I think I know where you're going, but not sure how to get there. Let's see if I understand what you're saying though and give it a shot:
From what you've given me
T(ax^2+bx+c)=aT(x^2)+bT(x)+cT(1)
I thought that we could then say
T(1)+T(x)=\left[\begin{array}{cc}1&0\\0&0\end{array}\right]
T(x)+T(x^2)=\left[\begin{array}{cc}0&1\\1&0\end{array}\right]
T(1)+T(x^2)=\left[\begin{array}{cc}0&0\\0&1\end{array}\right]
However, I think we'll still be acting legit when swapping rows 1 and 2 of the second equation so that
T(1)+T(x)=\left[\begin{array}{cc}1&0\\0&0\end{array}\right]
T(x)+T(x^2)=\left[\begin{array}{cc}1&0\\0&1\end{array}\right]
T(1)+T(x^2)=\left[\begin{array}{cc}0&0\\0&1\end{array}\right]
If we then subtract equation 3 from 1, we get
T(1)+T(x)-Y(1)-T(x^2)=\left[\begin{array}{cc}1&0\\0&0\end{array}\right]-\left[\begin{array}{cc}0&0\\0&1\end{array}\right]
T(x)-T(x^2)=\left[\begin{array}{cc}1&0\\0&-1\end{array}\right]
which the same as equation 2 except for the minus sign.

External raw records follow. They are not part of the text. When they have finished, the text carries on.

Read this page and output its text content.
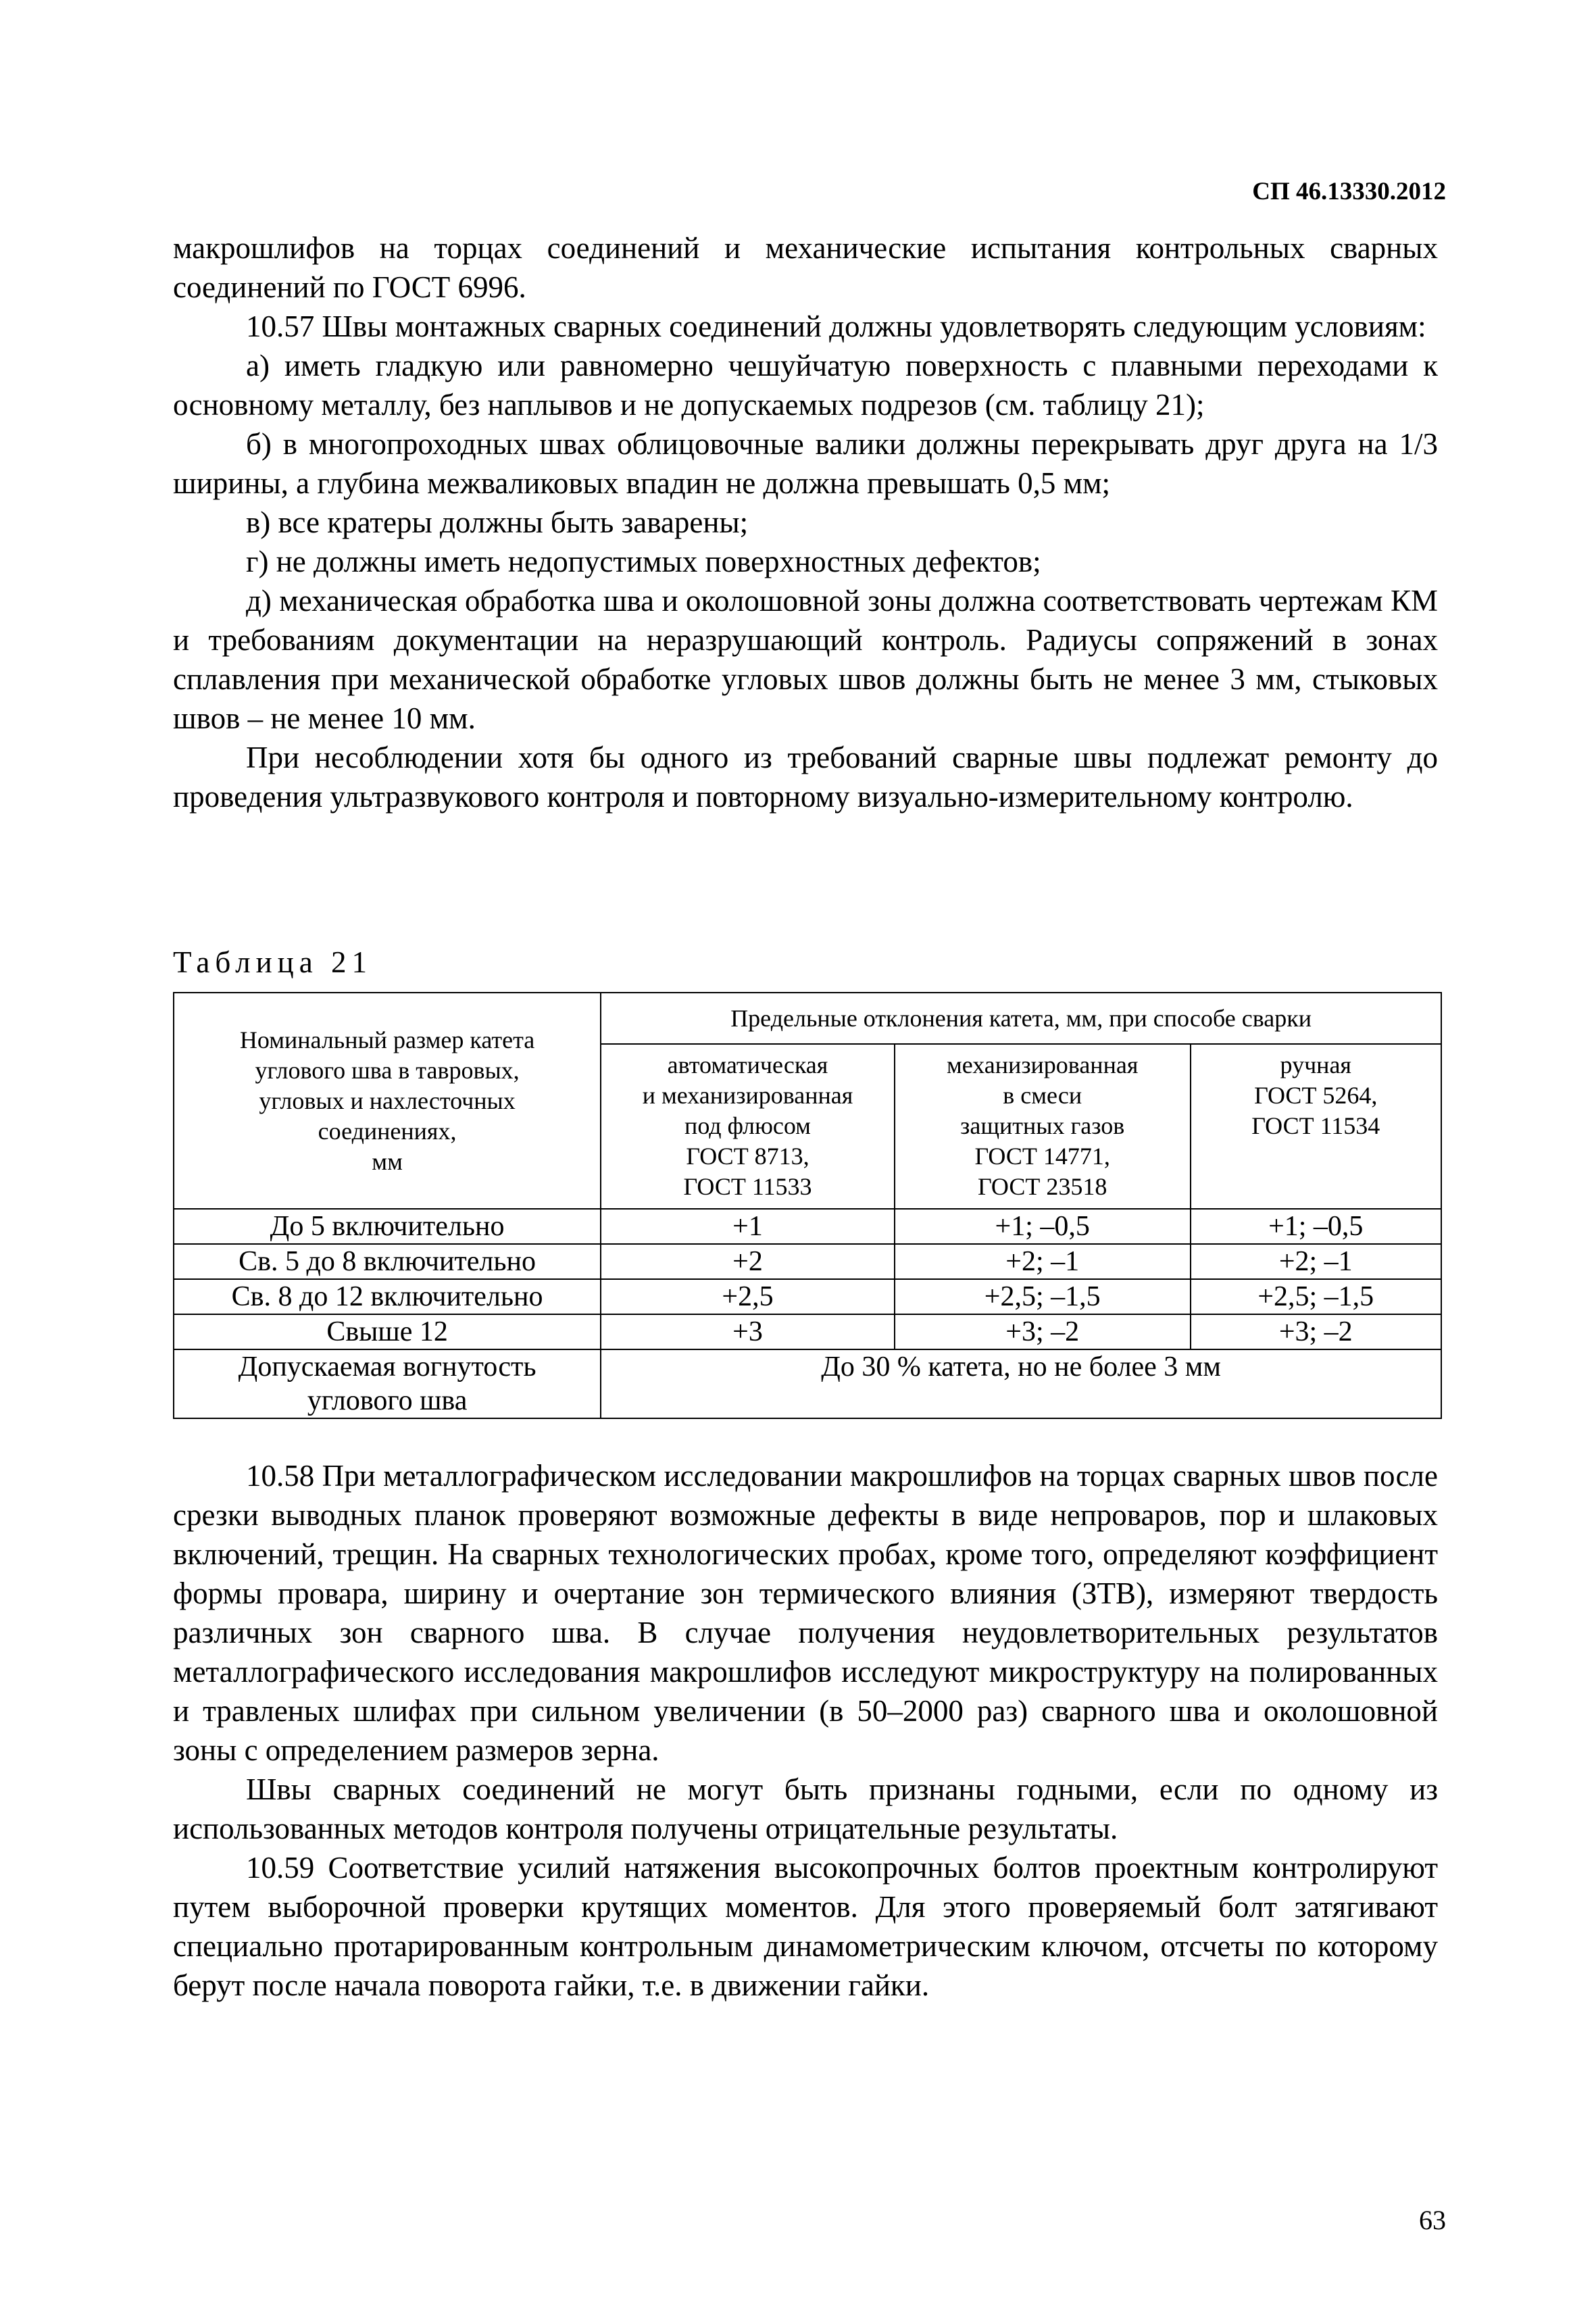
СП 46.13330.2012

макрошлифов на торцах соединений и механические испытания контрольных сварных соединений по ГОСТ 6996.

10.57 Швы монтажных сварных соединений должны удовлетворять следующим условиям:

а) иметь гладкую или равномерно чешуйчатую поверхность с плавными переходами к основному металлу, без наплывов и не допускаемых подрезов (см. таблицу 21);

б) в многопроходных швах облицовочные валики должны перекрывать друг друга на 1/3 ширины, а глубина межваликовых впадин не должна превышать 0,5 мм;

в) все кратеры должны быть заварены;

г) не должны иметь недопустимых поверхностных дефектов;

д) механическая обработка шва и околошовной зоны должна соответствовать чертежам КМ и требованиям документации на неразрушающий контроль. Радиусы сопряжений в зонах сплавления при механической обработке угловых швов должны быть не менее 3 мм, стыковых швов – не менее 10 мм.

При несоблюдении хотя бы одного из требований сварные швы подлежат ремонту до проведения ультразвукового контроля и повторному визуально-измерительному контролю.

Таблица 21
Номинальный размер катета
углового шва в тавровых,
угловых и нахлесточных
соединениях,
мм	Предельные отклонения катета, мм, при способе сварки		

	автоматическая
и механизированная
под флюсом
ГОСТ 8713,
ГОСТ 11533	механизированная
в смеси
защитных газов
ГОСТ 14771,
ГОСТ 23518	ручная
ГОСТ 5264,
ГОСТ 11534

До 5 включительно	+1	+1; –0,5	+1; –0,5
Св. 5 до 8 включительно	+2	+2; –1	+2; –1
Св. 8 до 12 включительно	+2,5	+2,5; –1,5	+2,5; –1,5
Свыше 12	+3	+3; –2	+3; –2

Допускаемая вогнутость
углового шва	До 30 % катета, но не более 3 мм		

10.58 При металлографическом исследовании макрошлифов на торцах сварных швов после срезки выводных планок проверяют возможные дефекты в виде непроваров, пор и шлаковых включений, трещин. На сварных технологических пробах, кроме того, определяют коэффициент формы провара, ширину и очертание зон термического влияния (ЗТВ), измеряют твердость различных зон сварного шва. В случае получения неудовлетворительных результатов металлографического исследования макрошлифов исследуют микроструктуру на полированных и травленых шлифах при сильном увеличении (в 50–2000 раз) сварного шва и околошовной зоны с определением размеров зерна.

Швы сварных соединений не могут быть признаны годными, если по одному из использованных методов контроля получены отрицательные результаты.

10.59 Соответствие усилий натяжения высокопрочных болтов проектным контролируют путем выборочной проверки крутящих моментов. Для этого проверяемый болт затягивают специально протарированным контрольным динамометрическим ключом, отсчеты по которому берут после начала поворота гайки, т.е. в движении гайки.

63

If all of what I've done so far is still ok and if my reasoning still holds, this means that
T(1)=\left[\begin{array}{cc}0&0\\0&0\end{array}\right]
T(x)=\left[\begin{array}{cc}1&0\\0&0\end{array}\right]
T(x^2)=\left[\begin{array}{cc}0&0\\0&1\end{array}\right]
Having done all of this I have to admit that
1. I don't know if what I've done is mathematically acceptable and
2. if everything up until this point is ok, what do I do next?
Thanks for the help!